小さなリスのように震えていたブルーノだったが、栗のマフィンを恐る恐る齧っていた。
「お、これはうまいぞ!」
「良かったわ。全部食べて良いいからね」
フローラはバスケットの中にある栗のマフィンを全部与えた。不思議なものでブルーノの態度もすっかり軟化した。よっぽど栗のマフィンが気に入ったのか、ムシャムシャ咀嚼しながら口を滑らせていた。

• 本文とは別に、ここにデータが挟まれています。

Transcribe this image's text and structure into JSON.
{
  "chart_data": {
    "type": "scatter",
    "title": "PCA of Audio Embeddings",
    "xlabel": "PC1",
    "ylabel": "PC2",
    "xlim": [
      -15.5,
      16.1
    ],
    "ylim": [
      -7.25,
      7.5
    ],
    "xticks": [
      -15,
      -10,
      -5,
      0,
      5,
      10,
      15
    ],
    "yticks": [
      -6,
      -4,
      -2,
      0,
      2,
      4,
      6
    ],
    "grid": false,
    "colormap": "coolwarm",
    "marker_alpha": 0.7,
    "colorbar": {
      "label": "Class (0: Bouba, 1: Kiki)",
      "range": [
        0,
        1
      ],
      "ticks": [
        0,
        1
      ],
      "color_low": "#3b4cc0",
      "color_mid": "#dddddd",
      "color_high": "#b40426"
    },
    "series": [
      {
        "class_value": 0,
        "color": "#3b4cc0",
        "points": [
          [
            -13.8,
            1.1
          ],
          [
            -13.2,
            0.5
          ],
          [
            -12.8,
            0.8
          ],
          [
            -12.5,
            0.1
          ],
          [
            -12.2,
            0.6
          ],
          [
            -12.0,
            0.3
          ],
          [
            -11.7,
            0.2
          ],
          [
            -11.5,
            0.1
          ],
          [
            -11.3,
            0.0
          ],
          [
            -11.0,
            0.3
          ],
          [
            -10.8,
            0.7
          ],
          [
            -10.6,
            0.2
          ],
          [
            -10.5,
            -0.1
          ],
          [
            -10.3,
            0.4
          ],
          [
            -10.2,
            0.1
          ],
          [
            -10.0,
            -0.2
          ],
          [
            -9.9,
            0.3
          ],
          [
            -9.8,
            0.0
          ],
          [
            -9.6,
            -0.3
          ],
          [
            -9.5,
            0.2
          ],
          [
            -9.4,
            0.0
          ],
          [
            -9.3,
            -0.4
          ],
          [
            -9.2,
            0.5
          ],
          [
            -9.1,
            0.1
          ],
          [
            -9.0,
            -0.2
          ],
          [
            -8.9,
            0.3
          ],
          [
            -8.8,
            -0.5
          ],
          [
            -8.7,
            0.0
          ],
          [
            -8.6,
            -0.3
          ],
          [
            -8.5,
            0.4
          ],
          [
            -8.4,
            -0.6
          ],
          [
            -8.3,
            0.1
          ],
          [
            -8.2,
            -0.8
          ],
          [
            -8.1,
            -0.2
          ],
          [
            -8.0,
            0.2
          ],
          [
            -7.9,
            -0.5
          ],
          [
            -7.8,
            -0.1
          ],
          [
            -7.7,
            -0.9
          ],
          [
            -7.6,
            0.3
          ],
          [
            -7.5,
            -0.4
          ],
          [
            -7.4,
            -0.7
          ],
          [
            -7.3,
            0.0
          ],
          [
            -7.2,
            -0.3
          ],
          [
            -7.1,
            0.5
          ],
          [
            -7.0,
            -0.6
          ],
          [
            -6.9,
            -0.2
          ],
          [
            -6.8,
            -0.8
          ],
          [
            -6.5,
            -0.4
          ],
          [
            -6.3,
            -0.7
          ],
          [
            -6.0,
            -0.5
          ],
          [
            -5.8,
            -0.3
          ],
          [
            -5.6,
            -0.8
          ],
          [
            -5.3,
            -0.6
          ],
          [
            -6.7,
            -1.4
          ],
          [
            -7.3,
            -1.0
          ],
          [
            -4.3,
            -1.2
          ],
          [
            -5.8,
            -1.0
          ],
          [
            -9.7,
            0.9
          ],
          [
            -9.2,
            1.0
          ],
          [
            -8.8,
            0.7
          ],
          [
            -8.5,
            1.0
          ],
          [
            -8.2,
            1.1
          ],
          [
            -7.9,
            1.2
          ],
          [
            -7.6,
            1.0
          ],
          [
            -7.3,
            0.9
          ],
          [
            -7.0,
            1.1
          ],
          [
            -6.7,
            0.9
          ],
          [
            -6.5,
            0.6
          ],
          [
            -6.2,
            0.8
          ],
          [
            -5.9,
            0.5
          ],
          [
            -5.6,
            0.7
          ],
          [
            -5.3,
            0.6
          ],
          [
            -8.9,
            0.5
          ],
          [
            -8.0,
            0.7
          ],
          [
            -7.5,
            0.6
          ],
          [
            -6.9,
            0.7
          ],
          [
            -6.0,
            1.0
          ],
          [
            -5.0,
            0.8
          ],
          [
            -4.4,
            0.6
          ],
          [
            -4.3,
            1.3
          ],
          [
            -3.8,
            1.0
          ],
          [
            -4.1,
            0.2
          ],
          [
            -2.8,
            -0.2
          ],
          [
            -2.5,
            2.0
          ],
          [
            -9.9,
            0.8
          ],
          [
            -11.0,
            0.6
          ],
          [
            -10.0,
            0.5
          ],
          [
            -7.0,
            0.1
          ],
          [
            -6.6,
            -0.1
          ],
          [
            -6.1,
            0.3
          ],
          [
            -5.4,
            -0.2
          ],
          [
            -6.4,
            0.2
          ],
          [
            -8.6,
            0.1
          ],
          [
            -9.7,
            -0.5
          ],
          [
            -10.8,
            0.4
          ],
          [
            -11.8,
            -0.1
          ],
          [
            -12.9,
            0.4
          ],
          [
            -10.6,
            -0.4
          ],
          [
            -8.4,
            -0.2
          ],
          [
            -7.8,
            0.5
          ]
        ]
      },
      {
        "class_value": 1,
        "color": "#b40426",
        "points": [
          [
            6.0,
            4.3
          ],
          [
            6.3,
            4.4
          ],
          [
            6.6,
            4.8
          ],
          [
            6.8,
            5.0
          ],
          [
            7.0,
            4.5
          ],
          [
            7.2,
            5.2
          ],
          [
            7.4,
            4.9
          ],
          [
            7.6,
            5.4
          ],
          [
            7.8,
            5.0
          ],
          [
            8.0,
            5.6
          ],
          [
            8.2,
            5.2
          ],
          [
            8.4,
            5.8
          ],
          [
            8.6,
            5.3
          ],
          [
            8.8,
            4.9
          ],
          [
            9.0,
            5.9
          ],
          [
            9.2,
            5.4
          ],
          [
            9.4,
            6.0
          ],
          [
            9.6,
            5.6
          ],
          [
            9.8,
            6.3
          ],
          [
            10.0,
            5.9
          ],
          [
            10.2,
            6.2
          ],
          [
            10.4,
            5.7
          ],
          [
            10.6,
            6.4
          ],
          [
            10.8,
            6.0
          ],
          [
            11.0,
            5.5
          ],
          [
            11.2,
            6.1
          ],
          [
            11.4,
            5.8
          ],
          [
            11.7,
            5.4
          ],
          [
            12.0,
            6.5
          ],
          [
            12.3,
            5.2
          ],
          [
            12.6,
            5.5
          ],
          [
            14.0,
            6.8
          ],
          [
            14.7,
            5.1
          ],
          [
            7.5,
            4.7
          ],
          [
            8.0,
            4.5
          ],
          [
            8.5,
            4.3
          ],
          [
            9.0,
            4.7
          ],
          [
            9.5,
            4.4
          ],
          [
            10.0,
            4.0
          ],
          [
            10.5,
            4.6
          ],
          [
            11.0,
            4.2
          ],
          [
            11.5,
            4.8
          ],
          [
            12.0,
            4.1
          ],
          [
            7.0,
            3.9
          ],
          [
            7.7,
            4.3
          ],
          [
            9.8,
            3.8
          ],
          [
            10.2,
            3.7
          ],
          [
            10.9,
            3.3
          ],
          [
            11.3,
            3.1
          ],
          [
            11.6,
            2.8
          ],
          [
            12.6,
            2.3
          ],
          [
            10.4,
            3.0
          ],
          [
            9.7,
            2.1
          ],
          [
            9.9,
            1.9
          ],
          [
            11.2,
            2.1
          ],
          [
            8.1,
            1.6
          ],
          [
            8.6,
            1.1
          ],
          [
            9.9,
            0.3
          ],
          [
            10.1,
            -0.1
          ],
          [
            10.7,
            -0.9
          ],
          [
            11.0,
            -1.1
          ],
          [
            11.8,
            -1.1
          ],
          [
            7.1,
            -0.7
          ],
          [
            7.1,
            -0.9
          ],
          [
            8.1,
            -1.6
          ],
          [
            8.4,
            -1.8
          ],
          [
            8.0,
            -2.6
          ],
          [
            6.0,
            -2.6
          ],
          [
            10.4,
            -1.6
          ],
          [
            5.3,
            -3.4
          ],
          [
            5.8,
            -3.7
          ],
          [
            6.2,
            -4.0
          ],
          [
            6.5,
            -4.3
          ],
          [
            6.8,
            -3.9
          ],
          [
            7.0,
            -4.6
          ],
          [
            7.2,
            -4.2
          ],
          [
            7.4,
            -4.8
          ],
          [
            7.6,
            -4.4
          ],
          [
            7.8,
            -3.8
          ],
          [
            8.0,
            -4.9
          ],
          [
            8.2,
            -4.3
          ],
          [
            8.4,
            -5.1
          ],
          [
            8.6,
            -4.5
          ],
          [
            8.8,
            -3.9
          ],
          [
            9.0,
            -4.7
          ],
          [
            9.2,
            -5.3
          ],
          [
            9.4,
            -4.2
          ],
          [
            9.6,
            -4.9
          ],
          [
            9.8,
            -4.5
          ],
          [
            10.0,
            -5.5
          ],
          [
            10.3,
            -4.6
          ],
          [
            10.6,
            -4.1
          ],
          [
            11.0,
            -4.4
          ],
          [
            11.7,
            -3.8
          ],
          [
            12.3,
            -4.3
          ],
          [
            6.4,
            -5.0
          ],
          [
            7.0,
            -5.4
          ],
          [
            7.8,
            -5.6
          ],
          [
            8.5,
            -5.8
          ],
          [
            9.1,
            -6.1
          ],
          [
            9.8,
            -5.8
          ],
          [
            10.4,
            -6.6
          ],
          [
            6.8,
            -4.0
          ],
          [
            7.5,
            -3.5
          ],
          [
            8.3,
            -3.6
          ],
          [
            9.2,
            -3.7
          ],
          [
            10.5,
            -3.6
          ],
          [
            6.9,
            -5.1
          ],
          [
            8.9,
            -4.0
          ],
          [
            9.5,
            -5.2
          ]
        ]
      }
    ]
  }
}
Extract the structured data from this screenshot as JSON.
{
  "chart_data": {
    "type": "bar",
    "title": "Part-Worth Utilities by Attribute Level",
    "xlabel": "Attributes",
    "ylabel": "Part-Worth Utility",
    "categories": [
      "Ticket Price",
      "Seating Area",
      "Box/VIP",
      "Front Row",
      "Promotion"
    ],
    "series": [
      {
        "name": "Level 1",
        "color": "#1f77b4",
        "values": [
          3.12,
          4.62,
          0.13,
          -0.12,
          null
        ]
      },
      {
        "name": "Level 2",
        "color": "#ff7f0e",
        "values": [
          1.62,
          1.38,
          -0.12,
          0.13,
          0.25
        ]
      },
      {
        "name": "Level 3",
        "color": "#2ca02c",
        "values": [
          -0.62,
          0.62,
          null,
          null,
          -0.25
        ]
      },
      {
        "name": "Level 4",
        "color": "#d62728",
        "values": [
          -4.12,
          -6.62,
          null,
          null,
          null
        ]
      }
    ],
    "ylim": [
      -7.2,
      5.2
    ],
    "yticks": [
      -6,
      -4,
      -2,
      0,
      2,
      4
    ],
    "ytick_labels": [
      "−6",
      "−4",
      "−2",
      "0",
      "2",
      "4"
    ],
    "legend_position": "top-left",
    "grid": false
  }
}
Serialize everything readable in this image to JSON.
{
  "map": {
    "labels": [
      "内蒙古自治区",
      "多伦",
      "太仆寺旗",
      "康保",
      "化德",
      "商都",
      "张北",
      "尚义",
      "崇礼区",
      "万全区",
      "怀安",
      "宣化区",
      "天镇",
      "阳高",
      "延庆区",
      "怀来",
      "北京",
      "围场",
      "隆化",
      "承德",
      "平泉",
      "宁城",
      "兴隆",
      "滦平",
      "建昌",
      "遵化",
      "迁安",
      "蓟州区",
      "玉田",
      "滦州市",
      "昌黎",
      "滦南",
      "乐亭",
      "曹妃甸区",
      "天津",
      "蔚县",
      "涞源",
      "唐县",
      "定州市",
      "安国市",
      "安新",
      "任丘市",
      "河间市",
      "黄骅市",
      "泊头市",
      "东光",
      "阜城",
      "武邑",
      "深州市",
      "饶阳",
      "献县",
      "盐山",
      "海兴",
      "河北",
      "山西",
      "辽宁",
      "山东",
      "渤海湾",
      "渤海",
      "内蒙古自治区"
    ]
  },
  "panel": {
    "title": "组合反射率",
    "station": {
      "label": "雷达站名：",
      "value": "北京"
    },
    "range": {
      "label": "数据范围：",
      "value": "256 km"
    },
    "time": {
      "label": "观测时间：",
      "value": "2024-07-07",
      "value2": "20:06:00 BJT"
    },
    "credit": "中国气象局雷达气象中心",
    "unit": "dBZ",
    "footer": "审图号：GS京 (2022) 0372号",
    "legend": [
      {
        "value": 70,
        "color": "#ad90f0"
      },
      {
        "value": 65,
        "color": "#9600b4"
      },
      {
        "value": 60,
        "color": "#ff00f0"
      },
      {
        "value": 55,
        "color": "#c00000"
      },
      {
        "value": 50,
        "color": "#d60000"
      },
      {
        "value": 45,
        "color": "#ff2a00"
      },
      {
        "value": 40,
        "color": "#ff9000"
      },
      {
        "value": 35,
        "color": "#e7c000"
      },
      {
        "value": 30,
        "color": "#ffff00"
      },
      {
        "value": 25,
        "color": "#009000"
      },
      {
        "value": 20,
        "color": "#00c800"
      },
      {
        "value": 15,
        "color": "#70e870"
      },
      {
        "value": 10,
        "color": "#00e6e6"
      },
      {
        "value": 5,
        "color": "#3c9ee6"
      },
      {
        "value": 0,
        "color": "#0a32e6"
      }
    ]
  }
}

「ええ、そうですよ。モラーナ先生はゴーストライター使ってますよ。だいたいあの先生、頭も悪くて教養も文才もない。俺とも会話していていても噛み合わないっていうか」
ブルーノはモラーナに不満があるらしく愚痴り始めた。
「印税はゴーストライターにほとんど行きますよ。モラーナ先生は名前と顔だけ。まあ、あの人は名誉欲だけは強いから良いんじゃね」
とんでもない事もさらっと口にする。夫は驚いてはいなかった。もしかしたら業界ではよくある事かもしれないが。どうやらモラーナは前の事件のパティと違い、金銭欲は無いらしいが、だからと言って良い人物のはずがない。
「 で、そのゴーストライターって誰なんだ。言えよ」
夫は偉そうな口調にしていた。全く板についていないが。
「ブルーノ、お前、作家界隈でも評判悪いぞ。売れてる作品の二番煎じ書けとかさ。文句言ってる作家も多いな。よし、公爵家の力を使ってお前もクビでもいいかい?」
全く威厳のない夫だが、笑顔で話す内容は怖い。ブルーノは顔を青くし、さらに震えていた。汗も流れ続けているようで、ハンカチでゴシゴシと額を拭いている。
「わ、わかりましたよ。ゴーストライターはダリアです。モラーナの古くからの友人です!」
フローラと夫は顔を見合わせる。証拠がなかった憶測だが、ようやく証拠が掴めた。ダリアは夫と話があった。あのフェスでもメモをとっていたらしい。モラーナが褒められると嫉妬していたとも聞いた。これも全てダリアがゴーストライターだった事を示していたのだろう。ヒパズルのピースがだんだんと集まってきていると実感した。
「という事で俺は全部吐きましたから! もう来ないでくださいよ!」
ブルーノは余った栗のマフィンを急いで食べ切ると応接室から出て行ってしまった。応接室のテーブルの上は、食い散らかした跡で汚れていたが、今はどうでもいい。
「つまりモラーナは友達全員を脅していたわけね。マリオンとも何らかのトラブルがあってもおかしくない。ダリアも何らかの理由で脅され、ゴーストライターやっていたのね」
「何らかの理由は?」
夫の疑問はもっともだ。
「たぶん、万引きね。おそらくあの女生徒のキャロルが知っているはずだけど」
証拠は無い。だんだんと犯人に近づいてきているようだが、最後のピースはダリアだろうか?
「よし、フローラ。キャロルを捕まえに行こうじゃないか」
「いいの? 一緒に来てくれる?」
「行くぜ! パティの事件の時に言っただろ。一人で出来ない事も二人だったら出来るかもしれないじゃんか」
フローラは夫人手を引かれて、キャロルを捕まえる為に出版社を後にしていた。
夫と手を繋ぐには何年ぶりだろう。もう夫への感情的な愛は尽きていたが、今は少し復活してきた。その証拠のようにフローラの胸は高鳴っている。
「よし、犯人を絶対見つけるぞー!」
そう言う夫は目が生き生きとしていた。まるで籠の中から飛び立った鳥のようだ。縛りの多い貴族が探偵の真似事をしているのは非常識。危険な事でもあるが、二人で手を繋いで走っていると、心は自由だった。もう二人とも籠の鳥では無いはずだ。